U.S. Trade Representative (USTR) Robert Lighthizer said that while he rejected a Canadian proposal during the latest round, he’s seeking “breakthroughs” to move the talks along. That’s better than in November, when after the last round of talks he said he didn’t see much hope for a resolution.
“We believe that some progress was made,” Lighthizer said in his closing statement. “We closed one chapter, as (Mexico’s) Ildefonso [Guajardo] said, it was the chapter on corruption, which is a very important chapter, and we made some progress on a few others. More importantly, though, we finally began to discuss some of the core issues. So this round was a step forward, but we are progressing very slowly.”
That’s much more optimistic than after the last round, when the USTR said he was “concerned about the lack of headway” during the fifth round of negotiations in November. At the time, he said he’d seen “no evidence that Canada or Mexico are willing to seriously engage on provisions that will lead to a rebalanced agreement. Absent rebalancing, we will not reach a satisfactory result.”
While the negotiations have seemingly moved forward, they’re still moving too slow, he said.
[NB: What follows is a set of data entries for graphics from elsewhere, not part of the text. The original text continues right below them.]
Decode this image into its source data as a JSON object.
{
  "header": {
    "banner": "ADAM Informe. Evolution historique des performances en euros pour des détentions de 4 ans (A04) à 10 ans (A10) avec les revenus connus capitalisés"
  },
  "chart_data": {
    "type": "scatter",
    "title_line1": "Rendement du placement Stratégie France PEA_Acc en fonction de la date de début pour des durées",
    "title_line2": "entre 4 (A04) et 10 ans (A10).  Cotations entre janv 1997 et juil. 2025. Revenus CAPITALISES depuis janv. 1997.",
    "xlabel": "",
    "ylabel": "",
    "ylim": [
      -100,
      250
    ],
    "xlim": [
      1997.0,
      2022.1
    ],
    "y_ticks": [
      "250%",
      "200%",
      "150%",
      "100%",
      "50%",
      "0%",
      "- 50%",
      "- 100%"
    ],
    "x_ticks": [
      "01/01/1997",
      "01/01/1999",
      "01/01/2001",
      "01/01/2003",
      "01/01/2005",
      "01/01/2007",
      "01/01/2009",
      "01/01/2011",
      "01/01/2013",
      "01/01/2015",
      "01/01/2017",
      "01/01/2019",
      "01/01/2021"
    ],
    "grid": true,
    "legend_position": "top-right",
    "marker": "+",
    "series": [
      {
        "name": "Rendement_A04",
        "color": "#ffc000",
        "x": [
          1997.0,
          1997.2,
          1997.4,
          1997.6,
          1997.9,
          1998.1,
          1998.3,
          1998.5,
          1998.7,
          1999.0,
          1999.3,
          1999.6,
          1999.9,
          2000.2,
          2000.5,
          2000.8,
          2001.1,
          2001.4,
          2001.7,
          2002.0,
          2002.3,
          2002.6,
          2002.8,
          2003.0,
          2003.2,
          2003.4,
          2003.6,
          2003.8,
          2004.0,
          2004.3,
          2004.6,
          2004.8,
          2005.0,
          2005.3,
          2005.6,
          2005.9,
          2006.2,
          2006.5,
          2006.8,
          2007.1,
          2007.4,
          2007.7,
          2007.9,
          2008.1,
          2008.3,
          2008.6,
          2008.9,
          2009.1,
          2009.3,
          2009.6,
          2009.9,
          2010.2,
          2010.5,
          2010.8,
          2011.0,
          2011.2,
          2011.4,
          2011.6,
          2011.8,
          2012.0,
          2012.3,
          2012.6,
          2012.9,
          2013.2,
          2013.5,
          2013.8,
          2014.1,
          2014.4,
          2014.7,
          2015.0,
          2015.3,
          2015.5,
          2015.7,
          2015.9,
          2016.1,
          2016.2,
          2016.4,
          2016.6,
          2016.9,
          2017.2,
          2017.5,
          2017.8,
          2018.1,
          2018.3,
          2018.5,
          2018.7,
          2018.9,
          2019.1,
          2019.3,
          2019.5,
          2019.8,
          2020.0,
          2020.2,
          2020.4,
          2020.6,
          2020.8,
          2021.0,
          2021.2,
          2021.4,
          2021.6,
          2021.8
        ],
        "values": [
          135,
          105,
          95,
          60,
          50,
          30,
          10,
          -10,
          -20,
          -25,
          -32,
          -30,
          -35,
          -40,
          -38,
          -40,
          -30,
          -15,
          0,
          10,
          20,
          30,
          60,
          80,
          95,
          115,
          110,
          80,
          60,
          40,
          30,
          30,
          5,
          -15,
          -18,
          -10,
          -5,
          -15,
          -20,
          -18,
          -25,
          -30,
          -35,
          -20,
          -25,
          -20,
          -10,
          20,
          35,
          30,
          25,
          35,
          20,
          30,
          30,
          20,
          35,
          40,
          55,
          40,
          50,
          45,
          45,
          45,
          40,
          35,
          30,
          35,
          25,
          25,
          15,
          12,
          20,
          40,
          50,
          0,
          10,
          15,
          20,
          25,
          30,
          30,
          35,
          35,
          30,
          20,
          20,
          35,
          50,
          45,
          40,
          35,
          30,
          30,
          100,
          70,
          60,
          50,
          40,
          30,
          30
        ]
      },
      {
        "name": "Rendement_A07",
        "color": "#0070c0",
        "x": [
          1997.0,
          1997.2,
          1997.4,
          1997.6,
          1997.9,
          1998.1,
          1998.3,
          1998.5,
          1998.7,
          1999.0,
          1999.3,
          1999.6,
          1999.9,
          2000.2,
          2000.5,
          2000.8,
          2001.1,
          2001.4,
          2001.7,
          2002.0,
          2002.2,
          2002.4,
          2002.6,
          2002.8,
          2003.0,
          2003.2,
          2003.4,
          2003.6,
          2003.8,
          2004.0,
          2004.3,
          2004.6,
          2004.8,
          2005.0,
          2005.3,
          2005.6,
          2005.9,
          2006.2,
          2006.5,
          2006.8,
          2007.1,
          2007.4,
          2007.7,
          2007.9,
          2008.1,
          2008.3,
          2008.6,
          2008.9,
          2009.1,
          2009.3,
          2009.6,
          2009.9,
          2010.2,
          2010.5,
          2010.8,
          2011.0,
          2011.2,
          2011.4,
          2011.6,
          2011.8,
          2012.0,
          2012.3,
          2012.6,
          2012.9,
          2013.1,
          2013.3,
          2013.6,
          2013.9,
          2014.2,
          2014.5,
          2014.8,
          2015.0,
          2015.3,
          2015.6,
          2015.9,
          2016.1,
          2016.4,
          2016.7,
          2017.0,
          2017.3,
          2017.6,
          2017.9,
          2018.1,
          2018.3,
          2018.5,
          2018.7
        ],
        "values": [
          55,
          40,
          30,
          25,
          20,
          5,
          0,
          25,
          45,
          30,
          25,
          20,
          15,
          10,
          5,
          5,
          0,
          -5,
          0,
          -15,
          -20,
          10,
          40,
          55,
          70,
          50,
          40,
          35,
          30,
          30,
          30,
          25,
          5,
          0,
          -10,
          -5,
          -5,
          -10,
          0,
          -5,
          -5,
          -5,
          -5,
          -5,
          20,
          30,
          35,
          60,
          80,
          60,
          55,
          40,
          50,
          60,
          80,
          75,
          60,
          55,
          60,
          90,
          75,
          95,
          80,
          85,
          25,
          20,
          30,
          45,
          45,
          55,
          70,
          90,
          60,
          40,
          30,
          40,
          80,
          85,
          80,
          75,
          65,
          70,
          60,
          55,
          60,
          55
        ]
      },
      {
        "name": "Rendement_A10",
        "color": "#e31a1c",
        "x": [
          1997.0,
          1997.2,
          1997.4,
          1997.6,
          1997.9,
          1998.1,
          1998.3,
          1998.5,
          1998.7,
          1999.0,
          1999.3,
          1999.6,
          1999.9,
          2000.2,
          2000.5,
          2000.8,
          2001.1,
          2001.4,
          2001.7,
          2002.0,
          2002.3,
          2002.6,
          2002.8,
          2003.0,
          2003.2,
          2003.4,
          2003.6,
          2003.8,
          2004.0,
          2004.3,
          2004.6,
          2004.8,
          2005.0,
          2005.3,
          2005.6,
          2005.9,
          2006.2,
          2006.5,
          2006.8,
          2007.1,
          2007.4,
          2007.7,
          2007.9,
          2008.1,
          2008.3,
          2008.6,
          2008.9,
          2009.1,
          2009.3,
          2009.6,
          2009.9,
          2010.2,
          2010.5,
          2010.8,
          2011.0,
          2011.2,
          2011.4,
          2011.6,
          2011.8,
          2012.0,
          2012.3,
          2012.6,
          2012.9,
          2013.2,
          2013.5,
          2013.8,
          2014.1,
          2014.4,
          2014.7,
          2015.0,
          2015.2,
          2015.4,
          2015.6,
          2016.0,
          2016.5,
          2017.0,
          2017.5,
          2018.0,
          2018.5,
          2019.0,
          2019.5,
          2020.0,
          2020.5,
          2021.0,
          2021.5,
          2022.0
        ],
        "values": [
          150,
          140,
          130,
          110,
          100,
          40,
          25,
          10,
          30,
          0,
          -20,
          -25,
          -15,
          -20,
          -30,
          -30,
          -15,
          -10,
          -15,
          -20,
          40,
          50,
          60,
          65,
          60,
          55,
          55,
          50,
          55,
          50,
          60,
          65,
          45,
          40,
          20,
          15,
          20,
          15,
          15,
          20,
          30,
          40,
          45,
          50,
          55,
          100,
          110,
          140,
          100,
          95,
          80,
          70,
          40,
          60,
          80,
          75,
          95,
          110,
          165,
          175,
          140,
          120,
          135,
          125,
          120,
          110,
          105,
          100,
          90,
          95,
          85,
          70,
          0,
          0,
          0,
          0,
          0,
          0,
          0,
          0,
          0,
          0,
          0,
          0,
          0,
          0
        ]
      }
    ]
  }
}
President Trump still believes NAFTA, at least in its current form, is unfair, Lighthizer said, which leads to more concern that the U.S. will, at some point, pull out of the agreement.
Agriculture groups have long expressed concerns that if the U.S. were to leave NAFTA, it would shut off important trade pipelines for corn, soybeans, and wheat.
The next round of talks is scheduled for February 26 to March 6 in Mexico City.
3. Extremely Dry Weather, Low Relative Humidity Continue in Southern Plains
It’s still dry in the Southern Plains, but the Oklahoma and Texas panhandles are no longer under red-flag warnings – at least for now.
Many parts of New Mexico, right next door, however, are seeing the warnings.
“Elevated fire weather conditions are expected today across the southern Texas Panhandle due to breezy west to northwest winds and continued dry conditions,” the National Weather Service said in a report early this morning.
In New Mexico, relative humidity is expected to fall as low as 8% and wind gusts are forecast to 45 mph, making for tinderbox-like conditions.
Open fires – or anything that could spark a fire –aren’t advised.